La nature de la chape sous-jacente conditionne aussi la faisabilité d’une douche italienne : une chape anhydrite se retravaille différemment d’une chape ciment traditionnelle, et cela influe sur le coût final du chantier.
La douche italienne aux côtés d’une baignoire : la configuration qui séduit le plus
Parmi toutes les combinaisons possibles, l’association douche italienne et baignoire en enfilade est aujourd’hui la plus demandée lors des rénovations de salle de bain.
Elle cumule l’esthétique épurée du sol continu, l’absence de receveur en plastique vieillissant, et le confort bain-détente que les adultes ne souhaitent pas sacrifier.
Techniquement, c’est aussi la plus exigeante. La pente DTU de 2 à 3 % doit être respectée sur toute la surface de la zone douche, et la jonction avec le carrelage de la baignoire doit être soignée pour ne pas créer de zone de rétention d’eau.

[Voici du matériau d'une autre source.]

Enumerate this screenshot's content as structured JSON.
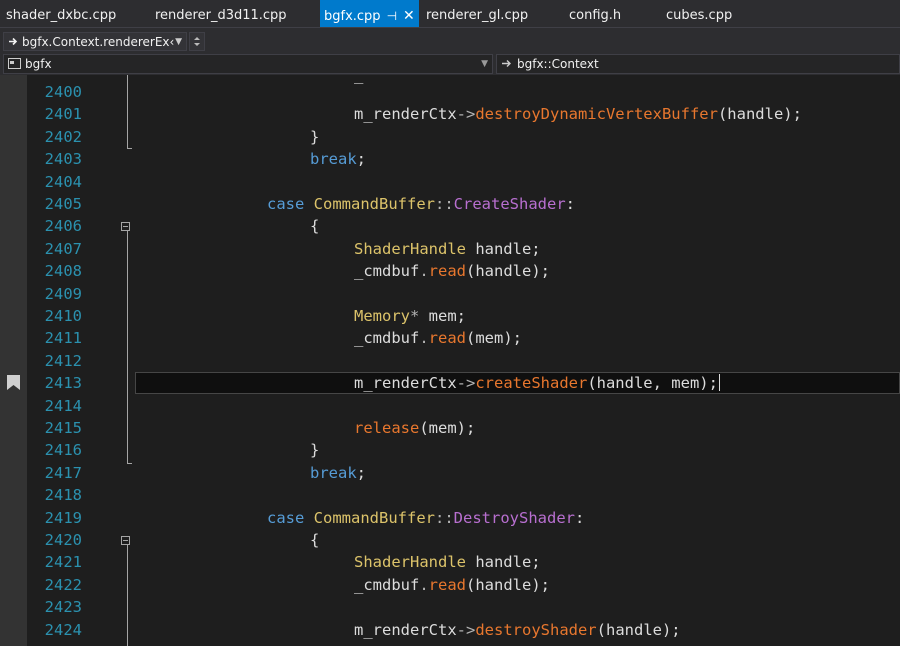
{
  "tabs": [
    {
      "label": "shader_dxbc.cpp",
      "active": false
    },
    {
      "label": "renderer_d3d11.cpp",
      "active": false
    },
    {
      "label": "bgfx.cpp",
      "active": true
    },
    {
      "label": "renderer_gl.cpp",
      "active": false
    },
    {
      "label": "config.h",
      "active": false
    },
    {
      "label": "cubes.cpp",
      "active": false
    }
  ],
  "toolbar": {
    "call_stack_value": "bgfx.Context.rendererEx‹",
    "pin_glyph": "⊣",
    "close_glyph": "✕"
  },
  "nav": {
    "scope": "bgfx",
    "member": "bgfx::Context"
  },
  "colors": {
    "accent": "#007acc",
    "line_number": "#2b91af",
    "keyword": "#569cd6",
    "type": "#dcc36a",
    "function": "#e8772e",
    "enum_member": "#b86fd0"
  },
  "editor": {
    "partial_top_text": "_",
    "line_numbers": [
      "2400",
      "2401",
      "2402",
      "2403",
      "2404",
      "2405",
      "2406",
      "2407",
      "2408",
      "2409",
      "2410",
      "2411",
      "2412",
      "2413",
      "2414",
      "2415",
      "2416",
      "2417",
      "2418",
      "2419",
      "2420",
      "2421",
      "2422",
      "2423",
      "2424"
    ],
    "lines": [
      {
        "t": []
      },
      {
        "t": [
          [
            "m_renderCtx",
            ""
          ],
          [
            "->",
            "pu"
          ],
          [
            "destroyDynamicVertexBuffer",
            "fn"
          ],
          [
            "(handle);",
            ""
          ]
        ]
      },
      {
        "t": [
          [
            "}",
            ""
          ]
        ]
      },
      {
        "t": [
          [
            "break",
            "kw"
          ],
          [
            ";",
            ""
          ]
        ]
      },
      {
        "t": []
      },
      {
        "t": [
          [
            "case ",
            "kw"
          ],
          [
            "CommandBuffer",
            "ty"
          ],
          [
            "::",
            "pu"
          ],
          [
            "CreateShader",
            "enum"
          ],
          [
            ":",
            ""
          ]
        ]
      },
      {
        "t": [
          [
            "{",
            ""
          ]
        ]
      },
      {
        "t": [
          [
            "ShaderHandle",
            "ty"
          ],
          [
            " handle;",
            ""
          ]
        ]
      },
      {
        "t": [
          [
            "_cmdbuf",
            ""
          ],
          [
            ".",
            "pu"
          ],
          [
            "read",
            "fn"
          ],
          [
            "(handle);",
            ""
          ]
        ]
      },
      {
        "t": []
      },
      {
        "t": [
          [
            "Memory",
            "ty"
          ],
          [
            "*",
            "pu"
          ],
          [
            " mem;",
            ""
          ]
        ]
      },
      {
        "t": [
          [
            "_cmdbuf",
            ""
          ],
          [
            ".",
            "pu"
          ],
          [
            "read",
            "fn"
          ],
          [
            "(mem);",
            ""
          ]
        ]
      },
      {
        "t": []
      },
      {
        "t": [
          [
            "m_renderCtx",
            ""
          ],
          [
            "->",
            "pu"
          ],
          [
            "createShader",
            "fn"
          ],
          [
            "(handle, mem);",
            ""
          ]
        ]
      },
      {
        "t": []
      },
      {
        "t": [
          [
            "release",
            "fn"
          ],
          [
            "(mem);",
            ""
          ]
        ]
      },
      {
        "t": [
          [
            "}",
            ""
          ]
        ]
      },
      {
        "t": [
          [
            "break",
            "kw"
          ],
          [
            ";",
            ""
          ]
        ]
      },
      {
        "t": []
      },
      {
        "t": [
          [
            "case ",
            "kw"
          ],
          [
            "CommandBuffer",
            "ty"
          ],
          [
            "::",
            "pu"
          ],
          [
            "DestroyShader",
            "enum"
          ],
          [
            ":",
            ""
          ]
        ]
      },
      {
        "t": [
          [
            "{",
            ""
          ]
        ]
      },
      {
        "t": [
          [
            "ShaderHandle",
            "ty"
          ],
          [
            " handle;",
            ""
          ]
        ]
      },
      {
        "t": [
          [
            "_cmdbuf",
            ""
          ],
          [
            ".",
            "pu"
          ],
          [
            "read",
            "fn"
          ],
          [
            "(handle);",
            ""
          ]
        ]
      },
      {
        "t": []
      },
      {
        "t": [
          [
            "m_renderCtx",
            ""
          ],
          [
            "->",
            "pu"
          ],
          [
            "destroyShader",
            "fn"
          ],
          [
            "(handle);",
            ""
          ]
        ]
      }
    ]
  }
}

Le surcoût de 15 à 20 % par rapport à une installation classique est à budgéter dès le départ.
Cette option est vraiment adaptée à partir de 7 m² de salle de bain, avec une longueur de mur disponible d’au moins 2,80 m pour loger les deux équipements côte à côte sans compression.
En dessous, vous pouvez opter pour un combiné de 150 à 180 cm qui rend le même service dans une empreinte réduite.
Avec la bonne surface et un plombier qui maîtrise les pentes, la douche italienne associée à la baignoire transforme une salle de bain ordinaire en espace qu’on n’a plus envie de quitter.